The Sacred Journey, Charles Foster

I’ve rarely used Sharon’s car during the last eight months, and so the battery, not surprisingly, died. I tried recharging it, but it appeared to be beyond the point of resuscitation. So…I spent Saturday morning putting in a new battery. Lately, the simplest tasks somehow turn into major projects for me, so I spent the better part of three hours doing what should have taken ten minutes. Finding the right ratchet thingy to fit the nuts (or is it the bolts) that attach the wires to the battery…discovering that it’s a metric nut…10 millimeters to be exact. Discovering that the nut on the negative terminal is an immovable object that won’t be budged no matter how much force is applied…that the bolt is a bit too long for the ratchet thingy to attach properly to the nut . A lot of huffing and puffing…and feeling sorry for myself…as I walk up and back to the tool shed to find the right size of the right tool that I think I need. Finally, resorting to using a hacksaw blade held in my canvas garden gloved right hand to cut and shorten the bolt so that I can then fit the ratchet thingy properly onto the 10mm nut. Congratulating myself…after profusely offering thanks for divine intervention…for getting the old battery out, and  the new battery in. (Did I mention the strange brew of baking soda and water that, at one point, I poured over the corroded negative terminal, which…having used a bit too much of this concoction… created a mound of bubbling foam over the entire battery…and needed to be sopped up with handfuls of paper towels?)

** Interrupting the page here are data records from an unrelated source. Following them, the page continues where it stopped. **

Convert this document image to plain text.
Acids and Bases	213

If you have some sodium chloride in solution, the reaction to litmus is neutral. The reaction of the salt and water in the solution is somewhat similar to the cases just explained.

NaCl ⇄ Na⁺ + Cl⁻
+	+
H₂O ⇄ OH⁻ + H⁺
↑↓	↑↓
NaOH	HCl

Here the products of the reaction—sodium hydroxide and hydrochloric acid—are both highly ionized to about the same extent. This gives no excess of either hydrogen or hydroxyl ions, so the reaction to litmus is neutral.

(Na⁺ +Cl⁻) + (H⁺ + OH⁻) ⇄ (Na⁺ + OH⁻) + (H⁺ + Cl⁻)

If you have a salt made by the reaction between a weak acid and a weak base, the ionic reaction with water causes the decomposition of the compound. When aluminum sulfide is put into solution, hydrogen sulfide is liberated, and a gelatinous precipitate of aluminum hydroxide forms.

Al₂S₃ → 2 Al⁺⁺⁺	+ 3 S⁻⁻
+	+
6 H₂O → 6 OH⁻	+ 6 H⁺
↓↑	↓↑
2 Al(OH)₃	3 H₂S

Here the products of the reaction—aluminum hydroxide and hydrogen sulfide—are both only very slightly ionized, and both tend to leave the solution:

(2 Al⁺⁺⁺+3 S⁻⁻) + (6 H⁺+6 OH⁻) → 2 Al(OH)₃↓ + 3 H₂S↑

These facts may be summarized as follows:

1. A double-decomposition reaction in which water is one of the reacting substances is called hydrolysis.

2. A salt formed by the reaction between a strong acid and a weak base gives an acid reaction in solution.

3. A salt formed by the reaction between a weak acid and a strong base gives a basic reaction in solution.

Whew…the battery was now in place…and the car, at last, started up immediately.

Somewhere in the whole process…I think it was when I was trying to loosen the nut with a hammer and a rather sharp wood chisel…the chisel slipped and cut my finger right beside my wedding ring. So I had to go into the house to get a band-aid to keep the bleeding in check. Later in the day, all done with my simple Saturday morning project,  sitting on the front porch, feeling rather proud of my accomplishment, I looked down at my left hand, and noticed that I wasn’t wearing my wedding ring. I had taken it off when I cleaned up my finger and wrapped it with the band-aid. I then realized that it was the first time in over thirteen years that I wasn’t wearing the ring.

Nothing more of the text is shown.